O último mês de 2011, começa com uma bomba no mercado da distribuição: depois de encolher suas operações em julho, em função de complicações com questões tributárias inviabilizando manter os trabalhos no mesmo ritmo de antes, a Tech Data resolve encerrar seus negócios no Brasil, onde chegou em 1997.

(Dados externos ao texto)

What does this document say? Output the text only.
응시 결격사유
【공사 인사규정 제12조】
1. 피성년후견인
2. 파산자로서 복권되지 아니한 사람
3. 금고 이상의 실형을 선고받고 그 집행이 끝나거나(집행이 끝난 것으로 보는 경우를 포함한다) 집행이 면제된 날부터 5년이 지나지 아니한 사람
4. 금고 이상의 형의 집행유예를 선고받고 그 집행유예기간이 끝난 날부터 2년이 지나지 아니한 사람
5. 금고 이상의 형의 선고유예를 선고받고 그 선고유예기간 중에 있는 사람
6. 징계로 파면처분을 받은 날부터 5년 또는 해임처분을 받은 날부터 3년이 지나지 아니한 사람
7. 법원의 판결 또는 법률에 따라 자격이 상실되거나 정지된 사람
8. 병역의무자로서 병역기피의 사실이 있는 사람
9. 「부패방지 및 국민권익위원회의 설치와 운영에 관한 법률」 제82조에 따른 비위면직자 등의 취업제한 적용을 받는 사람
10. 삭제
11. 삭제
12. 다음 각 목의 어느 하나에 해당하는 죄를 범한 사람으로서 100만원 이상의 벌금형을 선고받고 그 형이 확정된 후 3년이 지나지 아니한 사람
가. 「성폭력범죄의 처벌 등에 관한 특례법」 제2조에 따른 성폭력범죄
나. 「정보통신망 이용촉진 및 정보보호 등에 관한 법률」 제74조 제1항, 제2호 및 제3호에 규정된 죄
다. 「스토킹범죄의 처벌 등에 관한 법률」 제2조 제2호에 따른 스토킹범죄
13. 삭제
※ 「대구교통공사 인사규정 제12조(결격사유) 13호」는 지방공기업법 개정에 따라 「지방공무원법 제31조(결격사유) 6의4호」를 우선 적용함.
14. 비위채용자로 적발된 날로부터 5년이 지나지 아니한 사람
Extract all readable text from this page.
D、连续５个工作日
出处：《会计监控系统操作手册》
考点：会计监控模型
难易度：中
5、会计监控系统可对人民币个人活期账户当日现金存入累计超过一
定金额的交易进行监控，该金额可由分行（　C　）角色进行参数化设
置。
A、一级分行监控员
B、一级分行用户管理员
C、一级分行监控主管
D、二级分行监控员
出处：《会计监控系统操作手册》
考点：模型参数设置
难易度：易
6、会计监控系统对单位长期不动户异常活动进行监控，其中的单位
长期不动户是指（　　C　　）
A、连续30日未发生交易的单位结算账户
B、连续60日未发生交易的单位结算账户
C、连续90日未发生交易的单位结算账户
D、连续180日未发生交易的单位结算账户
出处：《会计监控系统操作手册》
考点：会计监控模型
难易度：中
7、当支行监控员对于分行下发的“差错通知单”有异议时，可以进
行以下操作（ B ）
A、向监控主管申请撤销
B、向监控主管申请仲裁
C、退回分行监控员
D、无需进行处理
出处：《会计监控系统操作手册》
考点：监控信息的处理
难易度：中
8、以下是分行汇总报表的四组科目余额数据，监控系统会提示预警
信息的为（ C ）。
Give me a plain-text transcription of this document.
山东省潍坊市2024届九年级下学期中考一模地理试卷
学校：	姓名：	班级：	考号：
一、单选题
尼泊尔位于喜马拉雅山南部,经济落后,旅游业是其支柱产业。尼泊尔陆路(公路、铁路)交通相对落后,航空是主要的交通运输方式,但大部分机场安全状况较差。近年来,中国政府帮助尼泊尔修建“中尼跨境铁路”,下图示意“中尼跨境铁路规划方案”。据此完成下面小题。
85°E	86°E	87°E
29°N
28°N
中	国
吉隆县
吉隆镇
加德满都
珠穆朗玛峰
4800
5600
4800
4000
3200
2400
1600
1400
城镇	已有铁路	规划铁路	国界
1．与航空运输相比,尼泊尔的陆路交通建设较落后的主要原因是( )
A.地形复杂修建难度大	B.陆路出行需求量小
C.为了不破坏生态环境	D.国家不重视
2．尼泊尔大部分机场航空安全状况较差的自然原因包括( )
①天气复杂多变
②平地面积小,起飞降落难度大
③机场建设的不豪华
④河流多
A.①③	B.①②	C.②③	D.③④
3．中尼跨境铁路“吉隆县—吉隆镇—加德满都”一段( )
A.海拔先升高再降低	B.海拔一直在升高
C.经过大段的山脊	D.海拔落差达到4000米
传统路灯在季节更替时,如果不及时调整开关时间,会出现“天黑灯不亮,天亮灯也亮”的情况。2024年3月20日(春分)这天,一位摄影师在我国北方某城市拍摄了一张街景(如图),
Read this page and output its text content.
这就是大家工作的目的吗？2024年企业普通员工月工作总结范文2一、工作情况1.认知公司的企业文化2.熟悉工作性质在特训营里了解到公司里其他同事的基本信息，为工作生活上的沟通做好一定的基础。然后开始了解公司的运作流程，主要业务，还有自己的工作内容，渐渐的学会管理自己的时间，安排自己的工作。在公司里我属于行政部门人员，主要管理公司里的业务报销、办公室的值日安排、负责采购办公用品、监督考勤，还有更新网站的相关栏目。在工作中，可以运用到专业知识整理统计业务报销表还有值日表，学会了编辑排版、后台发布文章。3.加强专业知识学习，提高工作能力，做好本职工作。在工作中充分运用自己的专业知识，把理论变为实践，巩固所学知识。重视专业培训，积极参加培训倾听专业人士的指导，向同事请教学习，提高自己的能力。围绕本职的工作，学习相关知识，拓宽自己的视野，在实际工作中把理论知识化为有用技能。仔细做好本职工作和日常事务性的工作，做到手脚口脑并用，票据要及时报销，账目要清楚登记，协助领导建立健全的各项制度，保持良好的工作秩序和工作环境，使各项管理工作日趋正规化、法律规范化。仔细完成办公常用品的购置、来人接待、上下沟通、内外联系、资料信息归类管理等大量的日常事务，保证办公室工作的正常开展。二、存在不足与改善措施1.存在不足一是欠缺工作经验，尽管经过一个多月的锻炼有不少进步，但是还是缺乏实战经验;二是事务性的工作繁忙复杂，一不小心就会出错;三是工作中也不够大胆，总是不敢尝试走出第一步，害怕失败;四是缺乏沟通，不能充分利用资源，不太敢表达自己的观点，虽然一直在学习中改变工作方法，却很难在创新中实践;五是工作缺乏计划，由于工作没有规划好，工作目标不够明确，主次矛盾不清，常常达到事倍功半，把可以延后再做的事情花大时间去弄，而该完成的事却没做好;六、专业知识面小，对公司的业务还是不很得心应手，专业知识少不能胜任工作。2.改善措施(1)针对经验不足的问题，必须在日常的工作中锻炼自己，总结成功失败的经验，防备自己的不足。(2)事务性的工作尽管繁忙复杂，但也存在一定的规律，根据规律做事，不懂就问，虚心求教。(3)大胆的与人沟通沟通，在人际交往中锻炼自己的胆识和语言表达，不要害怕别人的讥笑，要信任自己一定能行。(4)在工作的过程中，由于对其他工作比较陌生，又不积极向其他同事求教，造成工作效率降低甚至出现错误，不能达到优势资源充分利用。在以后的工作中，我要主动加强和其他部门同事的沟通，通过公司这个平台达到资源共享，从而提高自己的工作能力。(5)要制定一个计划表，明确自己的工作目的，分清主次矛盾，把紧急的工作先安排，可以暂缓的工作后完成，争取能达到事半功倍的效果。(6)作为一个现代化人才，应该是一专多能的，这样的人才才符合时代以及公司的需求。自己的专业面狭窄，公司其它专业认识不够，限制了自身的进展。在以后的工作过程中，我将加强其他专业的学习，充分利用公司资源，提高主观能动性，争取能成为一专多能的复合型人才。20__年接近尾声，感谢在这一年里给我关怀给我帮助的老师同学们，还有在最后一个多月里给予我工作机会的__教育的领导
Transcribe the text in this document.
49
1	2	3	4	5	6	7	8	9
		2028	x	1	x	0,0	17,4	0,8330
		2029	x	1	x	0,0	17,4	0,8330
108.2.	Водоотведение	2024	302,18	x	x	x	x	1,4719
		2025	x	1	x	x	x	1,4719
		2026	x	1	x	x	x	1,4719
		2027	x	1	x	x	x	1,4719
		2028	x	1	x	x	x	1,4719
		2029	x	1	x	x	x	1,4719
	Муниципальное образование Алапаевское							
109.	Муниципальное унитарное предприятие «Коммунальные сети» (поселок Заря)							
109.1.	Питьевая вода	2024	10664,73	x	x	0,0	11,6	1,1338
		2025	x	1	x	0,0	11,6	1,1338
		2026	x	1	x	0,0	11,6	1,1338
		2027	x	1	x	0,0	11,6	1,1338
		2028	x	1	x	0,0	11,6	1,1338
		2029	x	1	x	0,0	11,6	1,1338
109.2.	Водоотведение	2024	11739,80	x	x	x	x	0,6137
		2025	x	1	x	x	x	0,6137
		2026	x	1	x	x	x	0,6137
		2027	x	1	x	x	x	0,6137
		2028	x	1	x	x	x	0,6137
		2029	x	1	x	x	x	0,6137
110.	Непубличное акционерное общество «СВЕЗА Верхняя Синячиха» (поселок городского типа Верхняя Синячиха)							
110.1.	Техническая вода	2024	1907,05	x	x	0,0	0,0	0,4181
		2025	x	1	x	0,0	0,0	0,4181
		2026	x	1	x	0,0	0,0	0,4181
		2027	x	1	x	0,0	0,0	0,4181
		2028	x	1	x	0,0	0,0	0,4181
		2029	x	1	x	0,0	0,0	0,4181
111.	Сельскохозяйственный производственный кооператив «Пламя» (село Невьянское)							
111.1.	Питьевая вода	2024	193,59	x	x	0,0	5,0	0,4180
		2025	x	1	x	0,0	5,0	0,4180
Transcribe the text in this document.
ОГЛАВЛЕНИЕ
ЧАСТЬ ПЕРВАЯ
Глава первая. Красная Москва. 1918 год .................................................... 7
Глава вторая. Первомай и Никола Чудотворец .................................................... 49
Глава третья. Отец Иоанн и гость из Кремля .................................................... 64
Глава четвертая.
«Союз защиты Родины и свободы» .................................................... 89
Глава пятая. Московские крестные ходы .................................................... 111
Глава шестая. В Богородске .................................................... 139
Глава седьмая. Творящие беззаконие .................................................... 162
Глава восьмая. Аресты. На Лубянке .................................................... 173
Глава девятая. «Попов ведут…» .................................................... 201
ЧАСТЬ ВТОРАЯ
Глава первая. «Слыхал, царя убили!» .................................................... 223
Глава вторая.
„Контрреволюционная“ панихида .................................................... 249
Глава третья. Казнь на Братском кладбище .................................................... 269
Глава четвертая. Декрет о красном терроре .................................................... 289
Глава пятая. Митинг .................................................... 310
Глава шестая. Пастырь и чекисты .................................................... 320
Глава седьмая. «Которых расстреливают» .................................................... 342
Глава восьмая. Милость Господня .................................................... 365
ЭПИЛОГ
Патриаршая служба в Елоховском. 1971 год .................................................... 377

Em comunicado, Luis Oliveira, vice-presidente e gerente-geral da empresa na América Latina, explica que devido às mudanças nas políticas fiscais do Brasil, a distribuidora descontinuaria as vendas de hardware para fora do estado de São Paulo, mas que as vendas para outras regiões do País seriam atendidas por Miami – a comercialização de software não sofreriam impacto. “O fechamento se dá pelo ambiente complexo em impostos, leis e questões regulamentárias brasileiras, que torna difícil para a companhia gerar retorno suficiente sobre o capital investido”, disse, depois de um comunicado assinado pelo CEO da companhia, Robert M. Dutkowsky. Como resultado, a companhia espera perdas operacionais e outras cobranças no quarto trimestre fiscal de 2012 de 22 milhões a 25 milhões de dólares.

Isso logo antes de serem divulgados os resultados de um estudo encomendado pela Associação Brasileira dos Distribuidores de Tecnologia da Informação (Abradisti) à IT Data, para mapear o desenvolvimento do setor. As projeções indicam que o crescimento do mercado brasileiro de distribuição chega a 7,6% frente a 2010, com faturamento acumulado ao longo do ano de 12,7 bilhões de reais. O levantamento foi feito junto a 86 empresas – representantes de mais de 95% do segmento, que gera 9,9 mil empregos no País. Do faturamento total, 84% provém de venda de hardware, 10% de software e 1% de serviços. Componentes representam 18%, PCs e servidores, 15% e produtos de redes, 12%. O alto valor dos impostos é um dos destaques: com emissão de, em média, 340 mil notas fiscais a cada mês, o recolhimento apurado em 2011 supera 1 bilhão de reais.

O levantamento retratou também o universo de revendas atuantes no país, que passou de 29,5 mil em 2010 para 31 mil este ano, 60% delas com faturamento inferior a 500 mil reais ao ano. Uma em cada cinco conta apenas com o dono e 83% possuem até dez profissionais. Somados, os canais geram 158 mil empregos.

Entre as boas notícias, o LinkedIn, rede social para contatos profissionais, abre sua primeira unidade na América Latina com um escritório no Brasil, onde contava com 1 milhão de usuários em abril de 2010 – naquele mês, foi lançada a versão em português do serviço, que fez o número ser multiplicado por seis.

No ano de destaque para as redes sociais, a Bematech segue a onda e lança sua rede social corporativa, a Conecta, para ser comercializada na modalidade SaaS e que funciona como canal entre colaboradores, empresa/cliente, empresa/parceiros e até clientes/clientes. E o Brasil marca presença até na pequena Lugano, cidadezinha suíça do cantão italiano de Tessino com 30 mil habitantes, que adota a ferramenta EQM Suite, da SoftExpert, para aprimorar seus processos de auditoria interna.

A Dell, por sua vez, avisa que pretende investir mais no desenvolvimento de negócios com o canal e trará para o País três novas certificações para atuação por vertical de mercado: governo, saúde e educação, enquanto a Oracle anuncia sua intenção de triplicar o número de canais que possui na América Latina e no Brasil (atualmente, 1,8 mil no total).